Wednesday, September 5, 2012

Bryant's Stomach Bitters - New Information

Bryant's Lady's Leg and cone bitters
Meyer Collection
G.N.W. Bryant created what has become two of the most sought after bitters containers in the bottle collecting community. These bottles were manufactured in the east and it is believed distributed exclusively in the west during the years 1857 – 1861. The firm of William Newell & Co, an early San Francisco wholesale liquor house, were the agents for Bryant’s Stomach Bitters on the Pacific Coast.
In his advertisements Bryant claimed his bitters were an unrivaled stomach corrector and had no equal at restoring the vital energy of the entire system. He recommended a half a glass of his wine bitters before meals to impart a keen relish for food.
Bryant probably only produced these bottles for no more than a few years and by 1870 all mention of Bryant ends.

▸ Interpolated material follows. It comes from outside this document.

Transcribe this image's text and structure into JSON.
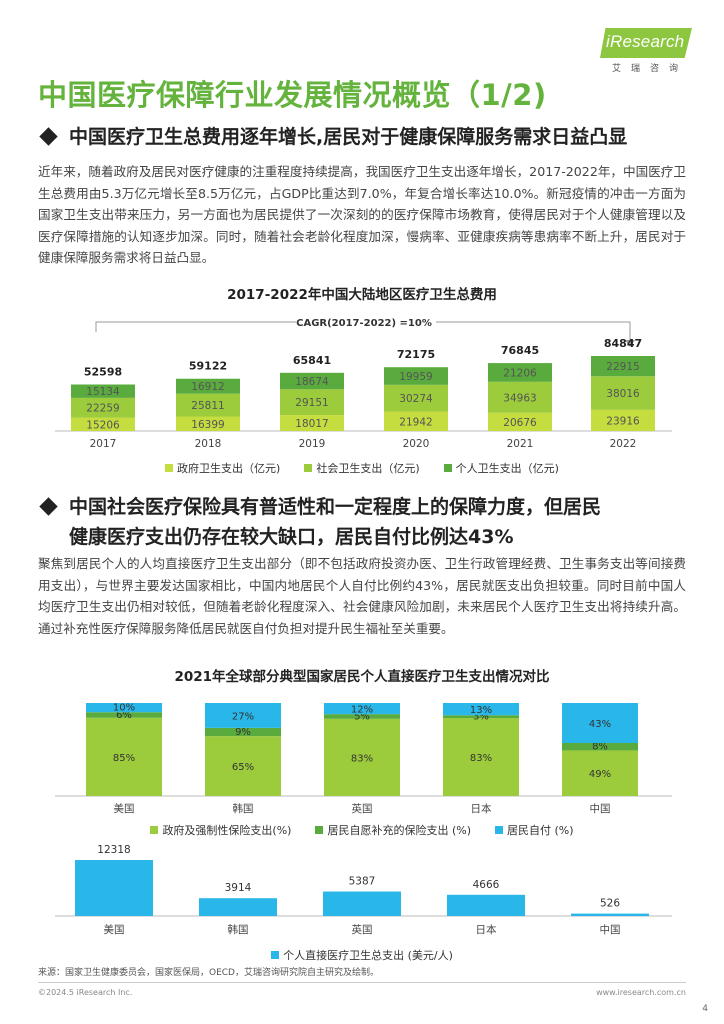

The first advertisement for the Bryant's bitters, that I have found, in a 1859 Sacramento newspaper claims that the bitters has the name "pressed on each bottle and cap, and see that the Autograph signature is on the label".
I believe this is the first of the embossed Bryant's Stomach Bitters bottles known in the hobby as "The Cone".
The Bryant's cone is an extremely rare bottle with possibly only three or four known whole undamaged examples in private collections.

In February of 1860 another Sacramento newspaper has an advertisement listed by Meacham and Company for a private auction of 500 cases of Bryant's Stomach Bitters in lots to suit. Five Hundred cases of Bryant's Stomach Bitters! Could these be the Bryant's "Cone" bottles that were tall, narrow and generally a poor design for a bottle that was used daily? Where the heck did these 500 cases of bottles go????
I could not locate any other advertisements for the Bryant's product during the 1860 period until...........

The summer of 1861 in The Sacramento Daily Union has an advertisement for the Bryant's Stomach Bitters with Benjamin Brady, located on California Street, as the agent for the Bryant's product. The advertisement does not mention that the bottle is embossed but does call the product "The Cheapest and Best" and is liberally discounted to the trade.
Could this be the Bryant's Lady's Leg bitters that is believed to be the second of the Bryant's embossed bottles? 
After this 1861 advertisement I can't seem to find any other advertisements for the Bryant's bitters product.

One thing is certain, more research needs to be done on these rare and interesting bitters products.


  1. Nice posting Rick,

    These bottles still have some mystery surrounding them...

    Perhaps the latest newspaper ad actually answers the question as to where those 500 cases went.